Ayağa kalkıp çevreye göz attığım da koca bahçede yanlızca ben vardım. Korku ile koşarak koğuşa girdim. Yatağıma uzandıktan sonra yastığın köşesine iliştirilmiş bir not daha buldum , karanlıktan okuyamazken yatağın arkasındaki ranzanın zar zor demirlerinin arasından ışık yansıyan cama yaklaştım ve okumaya başladığım şey elimdeki, dudağımdaki acıyı unutturmuş bütün sızıyı kalbimde toplamıştı.

"Dudağından bıraktığım ıssırıklarımdan kalan iz umarım hoşuna gitmiştir."

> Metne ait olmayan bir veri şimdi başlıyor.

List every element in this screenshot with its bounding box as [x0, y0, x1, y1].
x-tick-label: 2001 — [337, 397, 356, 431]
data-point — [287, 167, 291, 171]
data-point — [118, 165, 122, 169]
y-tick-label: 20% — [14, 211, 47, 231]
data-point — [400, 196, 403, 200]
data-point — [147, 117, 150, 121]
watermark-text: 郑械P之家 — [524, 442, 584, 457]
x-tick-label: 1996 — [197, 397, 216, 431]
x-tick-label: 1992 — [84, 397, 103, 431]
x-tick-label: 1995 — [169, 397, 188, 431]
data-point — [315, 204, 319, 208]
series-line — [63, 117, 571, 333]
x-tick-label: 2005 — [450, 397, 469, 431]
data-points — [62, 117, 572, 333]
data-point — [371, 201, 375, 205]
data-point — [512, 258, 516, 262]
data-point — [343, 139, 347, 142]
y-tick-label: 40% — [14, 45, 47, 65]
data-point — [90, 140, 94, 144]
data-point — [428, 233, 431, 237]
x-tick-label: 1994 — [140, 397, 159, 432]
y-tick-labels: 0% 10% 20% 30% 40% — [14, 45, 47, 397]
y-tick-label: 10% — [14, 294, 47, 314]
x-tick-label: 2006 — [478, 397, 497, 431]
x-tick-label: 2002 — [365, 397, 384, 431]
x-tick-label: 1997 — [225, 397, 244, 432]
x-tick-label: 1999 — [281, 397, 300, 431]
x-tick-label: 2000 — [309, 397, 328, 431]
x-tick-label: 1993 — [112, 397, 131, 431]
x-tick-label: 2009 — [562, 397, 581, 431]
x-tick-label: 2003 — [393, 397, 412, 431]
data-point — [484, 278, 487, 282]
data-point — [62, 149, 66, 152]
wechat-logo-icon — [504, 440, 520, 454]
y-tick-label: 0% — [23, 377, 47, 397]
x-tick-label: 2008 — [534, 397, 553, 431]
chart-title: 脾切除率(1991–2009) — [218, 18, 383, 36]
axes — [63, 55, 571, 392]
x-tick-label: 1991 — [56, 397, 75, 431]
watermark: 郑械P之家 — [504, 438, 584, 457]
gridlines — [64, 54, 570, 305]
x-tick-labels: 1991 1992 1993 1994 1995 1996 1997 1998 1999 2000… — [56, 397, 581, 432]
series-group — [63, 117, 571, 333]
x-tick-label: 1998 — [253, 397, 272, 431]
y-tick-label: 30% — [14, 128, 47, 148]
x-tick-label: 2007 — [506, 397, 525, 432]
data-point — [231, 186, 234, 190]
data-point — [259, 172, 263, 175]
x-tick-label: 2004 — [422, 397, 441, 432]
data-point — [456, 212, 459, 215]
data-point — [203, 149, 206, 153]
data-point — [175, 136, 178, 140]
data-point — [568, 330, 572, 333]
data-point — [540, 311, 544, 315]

İçimdeki ses sadece... Küçük bir cümle sundu....

"Hassiktir..."

|¶|¶|¶. .¶|¶|¶|

| Yazar Notu |

Yarabbel âlemin ... Sen bizi Realist'lerin işkencelerinden , sapıkların dudak fetişinden koru.
Şu bölümü yazdıktan sonra tepkim cidden Nicholas gibi :

HASSİKTİR! oldu.
Umarım beğenmiştirsiniz sizi çok seviyorum..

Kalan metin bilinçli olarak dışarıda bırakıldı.